Before the court ruling, the people on the front lines of Poland's culture war had been LGBT rights activists who were frequently denounced by government and church leaders as a threat to Poland’s culture and families.
Those grievances have now been woven together into one larger struggle against a government that the protesters hope to eventually bring down. Rainbow flags are held high at all the abortion protests.
Gabe Wilczynska, 19, has so far this year joined rallies for LGBT rights, racial justice in the U.S., and against sexual violence. With political convictions shaped by having been raped by a boy in high school, Wilczynska, who identifies as a lesbian and as non-binary, has gotten five court citations for involvement in the recent protests.
Wilczynska’s forms of protests have included dressing in a red handmaid costume to protest the government’s “attempts to control our bodies,” and joining a group that has pasted slogans at night on city walls with messages including: “My uterus is not a coffin,” and "Abortion is a right not a favor.”
In interviews, protesters often say they feel a connection with the women of neighboring Belarus, who have emerged as a driving force in an uprising against the regime of longtime authoritarian President Alexander Lukashenko.
The decision to have weekly, rather than daily, protests, for example, was inspired by what is happening in Belarus, the goal being to keep people from getting worn down by daily protests, Micula said.
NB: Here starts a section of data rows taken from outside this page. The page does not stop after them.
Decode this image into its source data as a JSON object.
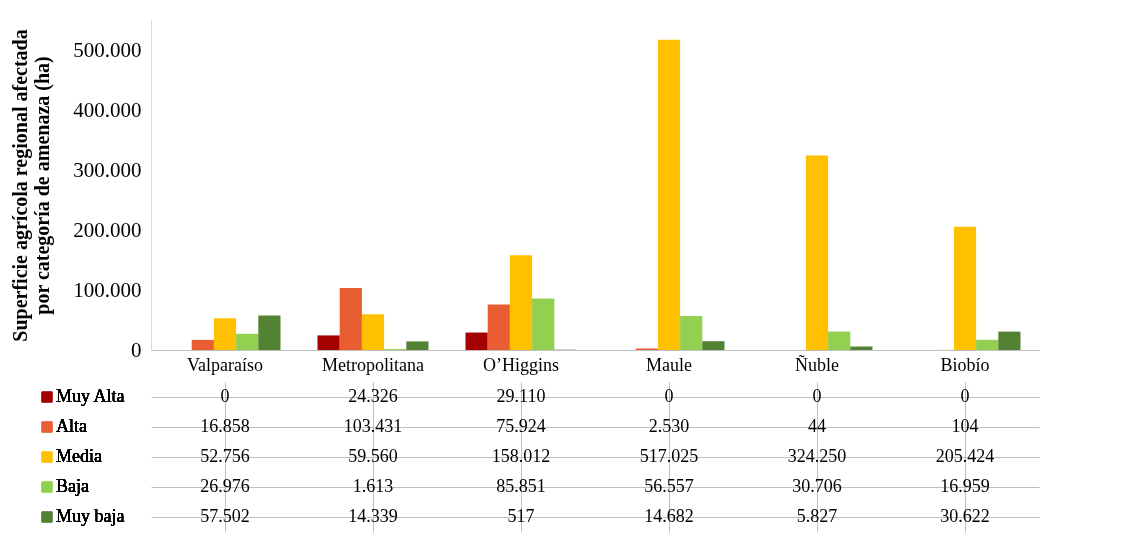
{
  "chart_data": {
    "type": "bar",
    "ylabel": "Superficie agrícola regional afectada por categoría de amenaza (ha)",
    "categories": [
      "Valparaíso",
      "Metropolitana",
      "O’Higgins",
      "Maule",
      "Ñuble",
      "Biobío"
    ],
    "ylim": [
      0,
      550000
    ],
    "yticks": [
      0,
      {
        "value": 100000,
        "label": "100.000"
      },
      {
        "value": 200000,
        "label": "200.000"
      },
      {
        "value": 300000,
        "label": "300.000"
      },
      {
        "value": 400000,
        "label": "400.000"
      },
      {
        "value": 500000,
        "label": "500.000"
      }
    ],
    "legend": "bottom",
    "series": [
      {
        "name": "Muy Alta",
        "color": "#a50000",
        "values": [
          0,
          24326,
          29110,
          0,
          0,
          0
        ],
        "value_labels": [
          "0",
          "24.326",
          "29.110",
          "0",
          "0",
          "0"
        ]
      },
      {
        "name": "Alta",
        "color": "#e85d32",
        "values": [
          16858,
          103431,
          75924,
          2530,
          44,
          104
        ],
        "value_labels": [
          "16.858",
          "103.431",
          "75.924",
          "2.530",
          "44",
          "104"
        ]
      },
      {
        "name": "Media",
        "color": "#ffc000",
        "values": [
          52756,
          59560,
          158012,
          517025,
          324250,
          205424
        ],
        "value_labels": [
          "52.756",
          "59.560",
          "158.012",
          "517.025",
          "324.250",
          "205.424"
        ]
      },
      {
        "name": "Baja",
        "color": "#92d050",
        "values": [
          26976,
          1613,
          85851,
          56557,
          30706,
          16959
        ],
        "value_labels": [
          "26.976",
          "1.613",
          "85.851",
          "56.557",
          "30.706",
          "16.959"
        ]
      },
      {
        "name": "Muy baja",
        "color": "#548235",
        "values": [
          57502,
          14339,
          517,
          14682,
          5827,
          30622
        ],
        "value_labels": [
          "57.502",
          "14.339",
          "517",
          "14.682",
          "5.827",
          "30.622"
        ]
      }
    ]
  }
}
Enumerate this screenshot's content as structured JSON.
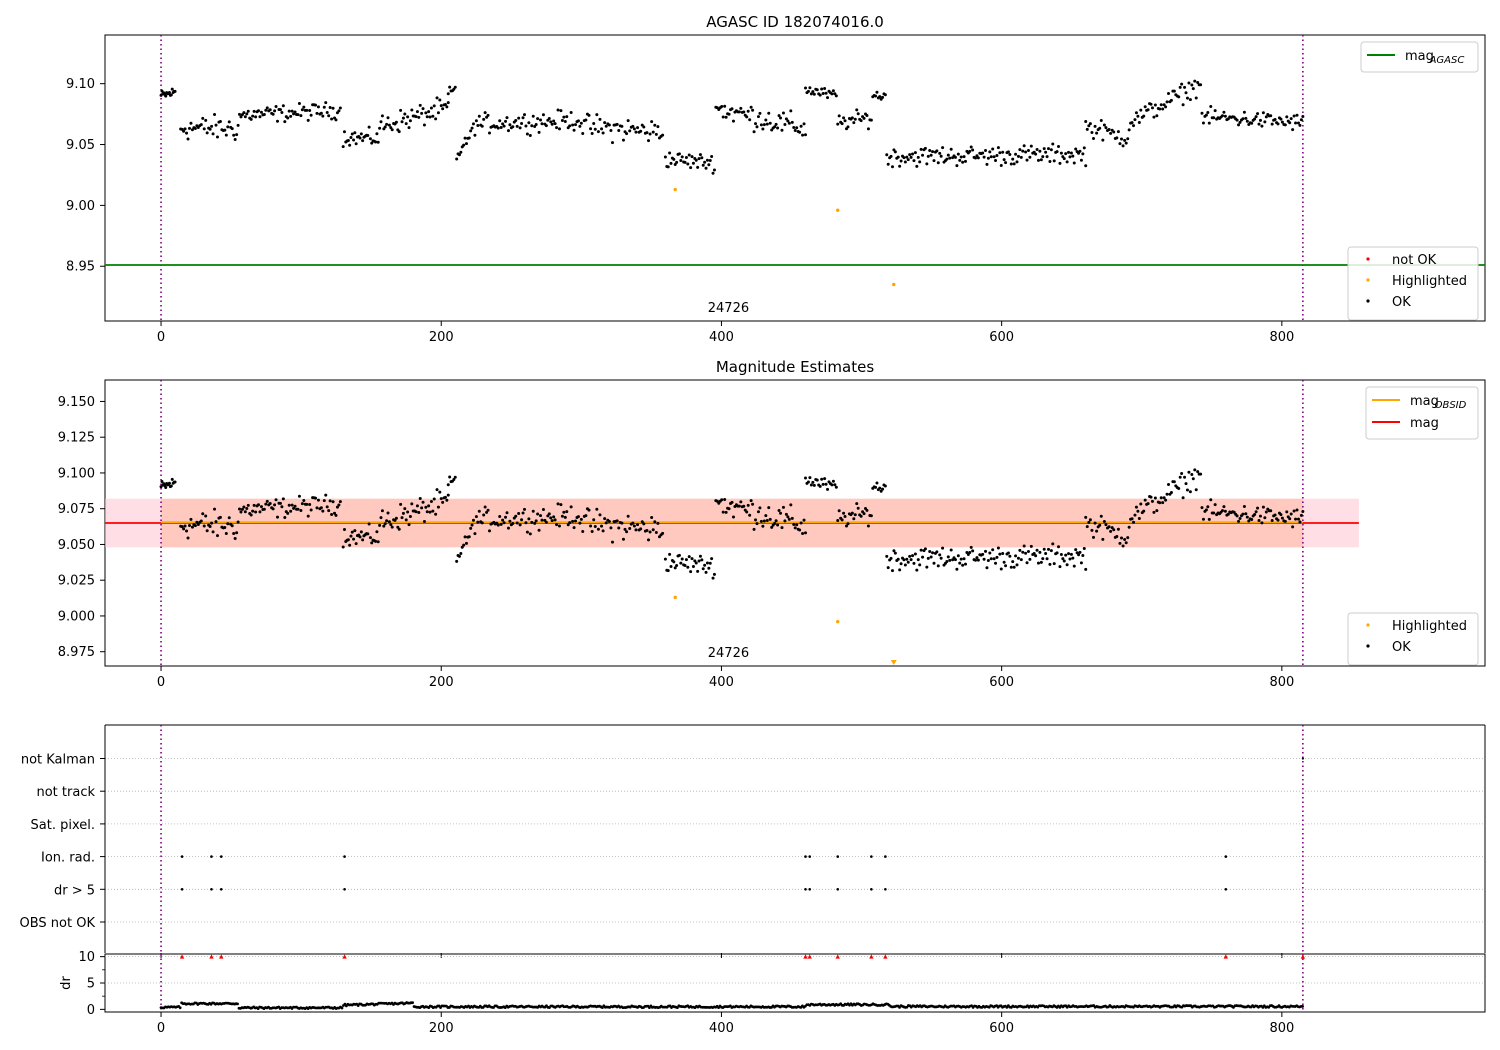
{
  "chart_data": [
    {
      "id": "top",
      "type": "scatter",
      "title": "AGASC ID 182074016.0",
      "xlim": [
        -40,
        945
      ],
      "ylim": [
        8.905,
        9.14
      ],
      "xticks": [
        0,
        200,
        400,
        600,
        800
      ],
      "yticks": [
        8.95,
        9.0,
        9.05,
        9.1
      ],
      "ytick_labels": [
        "8.95",
        "9.00",
        "9.05",
        "9.10"
      ],
      "obsid_label": "24726",
      "obsid_label_x": 405,
      "vlines": [
        0,
        815
      ],
      "hline": {
        "name": "mag_AGASC",
        "y": 8.951,
        "color": "#008000"
      },
      "highlighted": [
        {
          "x": 367,
          "y": 9.013
        },
        {
          "x": 483,
          "y": 8.996
        },
        {
          "x": 523,
          "y": 8.935
        }
      ],
      "legend_upper": {
        "placement": "upper-right",
        "entries": [
          {
            "base": "mag",
            "sub": "AGASC",
            "color": "#008000"
          }
        ]
      },
      "legend_lower": {
        "placement": "lower-right",
        "entries": [
          {
            "label": "not OK",
            "color": "#ff0000"
          },
          {
            "label": "Highlighted",
            "color": "#ffa500"
          },
          {
            "label": "OK",
            "color": "#000000"
          }
        ]
      }
    },
    {
      "id": "middle",
      "type": "scatter",
      "title": "Magnitude Estimates",
      "xlim": [
        -40,
        945
      ],
      "ylim": [
        8.965,
        9.165
      ],
      "xticks": [
        0,
        200,
        400,
        600,
        800
      ],
      "yticks": [
        8.975,
        9.0,
        9.025,
        9.05,
        9.075,
        9.1,
        9.125,
        9.15
      ],
      "ytick_labels": [
        "8.975",
        "9.000",
        "9.025",
        "9.050",
        "9.075",
        "9.100",
        "9.125",
        "9.150"
      ],
      "obsid_label": "24726",
      "obsid_label_x": 405,
      "vlines": [
        0,
        815
      ],
      "mag_line": {
        "name": "mag",
        "y": 9.065,
        "x": [
          -40,
          855
        ],
        "color": "#ff0000"
      },
      "mag_obsid_line": {
        "name": "mag_OBSID",
        "y": 9.0655,
        "x": [
          0,
          815
        ],
        "color": "#ffa500"
      },
      "mag_band": {
        "y": [
          9.048,
          9.082
        ],
        "x": [
          -40,
          855
        ]
      },
      "obsid_band": {
        "y": [
          9.048,
          9.082
        ],
        "x": [
          0,
          815
        ]
      },
      "highlighted": [
        {
          "x": 367,
          "y": 9.013
        },
        {
          "x": 483,
          "y": 8.996
        }
      ],
      "offscale_marker": {
        "x": 523,
        "y": 8.9665,
        "color": "#ffa500"
      },
      "legend_upper": {
        "placement": "upper-right",
        "entries": [
          {
            "base": "mag",
            "sub": "OBSID",
            "color": "#ffa500"
          },
          {
            "base": "mag",
            "sub": "",
            "color": "#ff0000"
          }
        ]
      },
      "legend_lower": {
        "placement": "lower-right",
        "entries": [
          {
            "label": "Highlighted",
            "color": "#ffa500"
          },
          {
            "label": "OK",
            "color": "#000000"
          }
        ]
      }
    },
    {
      "id": "flags",
      "type": "scatter",
      "xlim": [
        -40,
        945
      ],
      "categories": [
        "not Kalman",
        "not track",
        "Sat. pixel.",
        "Ion. rad.",
        "dr > 5",
        "OBS not OK"
      ],
      "vlines": [
        0,
        815
      ],
      "ion_rad_x": [
        15,
        36,
        43,
        131,
        460,
        463,
        483,
        507,
        517,
        760
      ],
      "dr_gt5_x": [
        15,
        36,
        43,
        131,
        460,
        463,
        483,
        507,
        517,
        760
      ],
      "not_kalman_x": [
        815
      ]
    },
    {
      "id": "dr",
      "type": "line",
      "ylabel": "dr",
      "xlim": [
        -40,
        945
      ],
      "ylim": [
        -0.5,
        10.5
      ],
      "yticks": [
        0,
        5,
        10
      ],
      "ytick_labels": [
        "0",
        "5",
        "10"
      ],
      "xticks": [
        0,
        200,
        400,
        600,
        800
      ],
      "xtick_labels": [
        "0",
        "200",
        "400",
        "600",
        "800"
      ],
      "vlines": [
        0,
        815
      ],
      "clipped_x": [
        15,
        36,
        43,
        131,
        460,
        463,
        483,
        507,
        517,
        760,
        815
      ]
    }
  ],
  "series_segments": [
    {
      "x0": 0,
      "x1": 10,
      "a": 9.09,
      "b": 9.093,
      "n": 16,
      "noise": 0.004
    },
    {
      "x0": 14,
      "x1": 55,
      "a": 9.064,
      "b": 9.063,
      "n": 40,
      "noise": 0.009
    },
    {
      "x0": 56,
      "x1": 128,
      "a": 9.074,
      "b": 9.078,
      "n": 70,
      "noise": 0.006
    },
    {
      "x0": 130,
      "x1": 155,
      "a": 9.056,
      "b": 9.055,
      "n": 28,
      "noise": 0.006
    },
    {
      "x0": 156,
      "x1": 205,
      "a": 9.065,
      "b": 9.08,
      "n": 50,
      "noise": 0.008
    },
    {
      "x0": 205,
      "x1": 210,
      "a": 9.092,
      "b": 9.095,
      "n": 6,
      "noise": 0.004
    },
    {
      "x0": 211,
      "x1": 222,
      "a": 9.04,
      "b": 9.06,
      "n": 12,
      "noise": 0.004
    },
    {
      "x0": 223,
      "x1": 300,
      "a": 9.067,
      "b": 9.07,
      "n": 75,
      "noise": 0.007
    },
    {
      "x0": 301,
      "x1": 358,
      "a": 9.065,
      "b": 9.06,
      "n": 52,
      "noise": 0.009
    },
    {
      "x0": 360,
      "x1": 395,
      "a": 9.038,
      "b": 9.035,
      "n": 36,
      "noise": 0.006
    },
    {
      "x0": 396,
      "x1": 460,
      "a": 9.08,
      "b": 9.063,
      "n": 62,
      "noise": 0.009
    },
    {
      "x0": 460,
      "x1": 482,
      "a": 9.095,
      "b": 9.09,
      "n": 22,
      "noise": 0.004
    },
    {
      "x0": 483,
      "x1": 507,
      "a": 9.068,
      "b": 9.072,
      "n": 24,
      "noise": 0.006
    },
    {
      "x0": 508,
      "x1": 517,
      "a": 9.09,
      "b": 9.09,
      "n": 10,
      "noise": 0.004
    },
    {
      "x0": 518,
      "x1": 660,
      "a": 9.04,
      "b": 9.042,
      "n": 140,
      "noise": 0.007
    },
    {
      "x0": 660,
      "x1": 690,
      "a": 9.065,
      "b": 9.055,
      "n": 28,
      "noise": 0.007
    },
    {
      "x0": 691,
      "x1": 742,
      "a": 9.068,
      "b": 9.1,
      "n": 50,
      "noise": 0.007
    },
    {
      "x0": 743,
      "x1": 815,
      "a": 9.073,
      "b": 9.068,
      "n": 70,
      "noise": 0.006
    }
  ]
}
Conscious of the global battles between authoritarian and democratic forces, some Poles are also putting faith in U.S. President-elect Joe Biden, who is expected to encourage democracy and human rights.
Micula said she is hopeful that a new, better society is being born now, her hope bolstered by the sight of young people dancing on the streets during the protests and their solidarity with each other.
No matter what happens politically in the short term, in the longer term, “we are winning,” she said.
“The social revolution is already happening," she continued. "Society is changing.”